What I really hate about cars, though, can likely be attributed to the marketing team. It seems to me that at some point it was discovered, or observed, that more people were spending more and more time in their cars. According to my logic, the best solution at that point would have been to work toward reducing that time by investing in the cities and the transit infrastructure. Instead, the cars started getting bigger, and, like many of the people who sit in them, they’ve been growing steadily for many years now. It is no longer even noteworthy when a vehicle roars past my house that is bigger than my kitchen. I guess what the marketing team set out to do was not to not reduce the hours people spend stranded behind the wheel but to make the vehicles feel less like a car and more like home and, as usual, the marketing team succeeded. So, to make it possible for drivers to tend to other business while they’re driving, some of the best engineering minds around are hard at work not on coming up with new ways to consume resources more wisely or to reduce the volume of toxins belched into the air we are all going to breathe sooner or later, but on state-of-the-art air bags. If you hit someone head on, don’t worry: You’re safe. And so are your children. And your hound dogs.

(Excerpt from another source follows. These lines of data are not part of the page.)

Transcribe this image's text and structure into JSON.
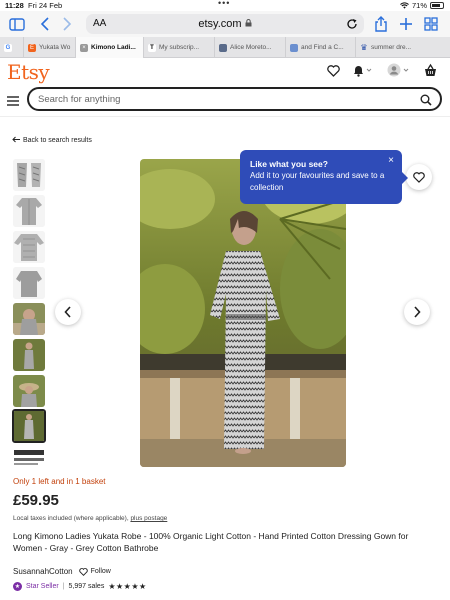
{
  "status_bar": {
    "time": "11:28",
    "date": "Fri 24 Feb",
    "battery": "71%"
  },
  "browser": {
    "text_size_label": "AA",
    "url": "etsy.com",
    "tabs": [
      {
        "favicon": "google-icon",
        "label": "G",
        "active": false
      },
      {
        "favicon": "etsy-icon",
        "label": "Yukata Wo",
        "active": false
      },
      {
        "favicon": "etsy-icon",
        "label": "Kimono Ladi...",
        "active": true
      },
      {
        "favicon": "t-icon",
        "label": "My subscrip...",
        "active": false
      },
      {
        "favicon": "image-icon",
        "label": "Alice Moreto...",
        "active": false
      },
      {
        "favicon": "picture-icon",
        "label": "and Find a C...",
        "active": false
      },
      {
        "favicon": "crown-icon",
        "label": "summer dre...",
        "active": false
      }
    ]
  },
  "etsy": {
    "logo": "Etsy",
    "search_placeholder": "Search for anything",
    "back_link": "Back to search results",
    "tooltip": {
      "title": "Like what you see?",
      "body": "Add it to your favourites and save to a collection",
      "close": "×"
    },
    "stock_note": "Only 1 left and in 1 basket",
    "price": "£59.95",
    "tax_note": "Local taxes included (where applicable),",
    "postage_link": "plus postage",
    "title": "Long Kimono Ladies Yukata Robe - 100% Organic Light Cotton - Hand Printed Cotton Dressing Gown for Women - Gray - Grey Cotton Bathrobe",
    "shop_name": "SusannahCotton",
    "follow_label": "Follow",
    "star_seller": "Star Seller",
    "sales": "5,997 sales",
    "rating_stars": "★★★★★"
  },
  "colors": {
    "etsy_orange": "#f1641e",
    "tooltip_blue": "#2f4cb8",
    "stock_red": "#c2410c",
    "star_seller_purple": "#7b2ea5",
    "safari_blue": "#2a6fdb"
  }
}
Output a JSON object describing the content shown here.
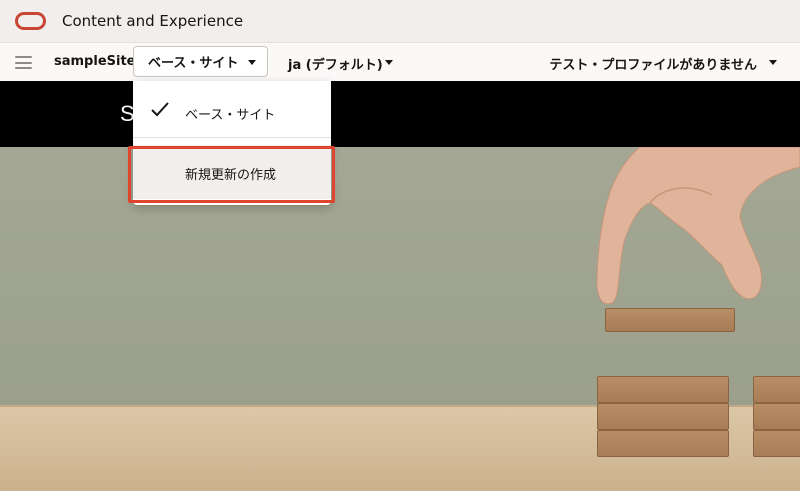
{
  "app": {
    "title": "Content and Experience"
  },
  "toolbar": {
    "site_name": "sampleSite",
    "site_dropdown_label": "ベース・サイト",
    "language_label": "ja (デフォルト)",
    "profile_label": "テスト・プロファイルがありません"
  },
  "banner": {
    "initial": "S"
  },
  "dropdown": {
    "items": [
      {
        "label": "ベース・サイト",
        "checked": true
      },
      {
        "label": "新規更新の作成",
        "checked": false
      }
    ]
  },
  "colors": {
    "brand": "#c74634",
    "highlight": "#e0442f",
    "banner_bg": "#000000",
    "toolbar_bg": "#fbf9f8"
  },
  "icons": {
    "logo": "oracle-logo-icon",
    "menu": "hamburger-menu-icon",
    "caret": "caret-down-icon",
    "check": "checkmark-icon"
  }
}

But those are just my opinions, and while I happen to think I’m right, I don’t expect anyone to agree with me. In terms of axing the Tri Met pass from the benefits package for state employees, on the other hand, there are a couple of facts that hold their own against the right wingers’ tantrums about Amsterdam.
The first is that by eliminating a benefit that can be taken advantage of on a pre-tax basis, the disparity between one end of the income scale and the other expands. Number two: There is a parking garage close to the building where my friend works. The monthly fee for parking there and the monthly fee that state employees will now pay for a Tri Met pass are similar enough that there is no longer much financial incentive to use public transportation, so my guess – and it is only a guess – is that two conditions will change. First, there will be less money in the checking accounts of state employees who work in the Portland area. And second, there will be more of them driving their cars to and from work.
Which brings me back to the radio hostess. In addition to taking pot shots at the mayor, she loves to attack public employees and their lavish benefits packages and she loves to blame public transportation for pretty much every problem in the area. At the same time, she loves her SUV, and she loves to complain about how backwards the prevailing mindset in Portland is because the roads on which she drives her SUV have not been widened to the extent that she thinks they should be. And now, thanks to the fervor against public institutions and those who operate them – a fervor for which she is one of the most ardent cheerleaders – she can now share the streets and highways of Portland with even more vehicles. Even though having more cars on the road will only impede her “right” to burn as much fuel as she can afford as she blasts across the suburbs of Portland, I guess she and her compatriots really showed the public employees on this one.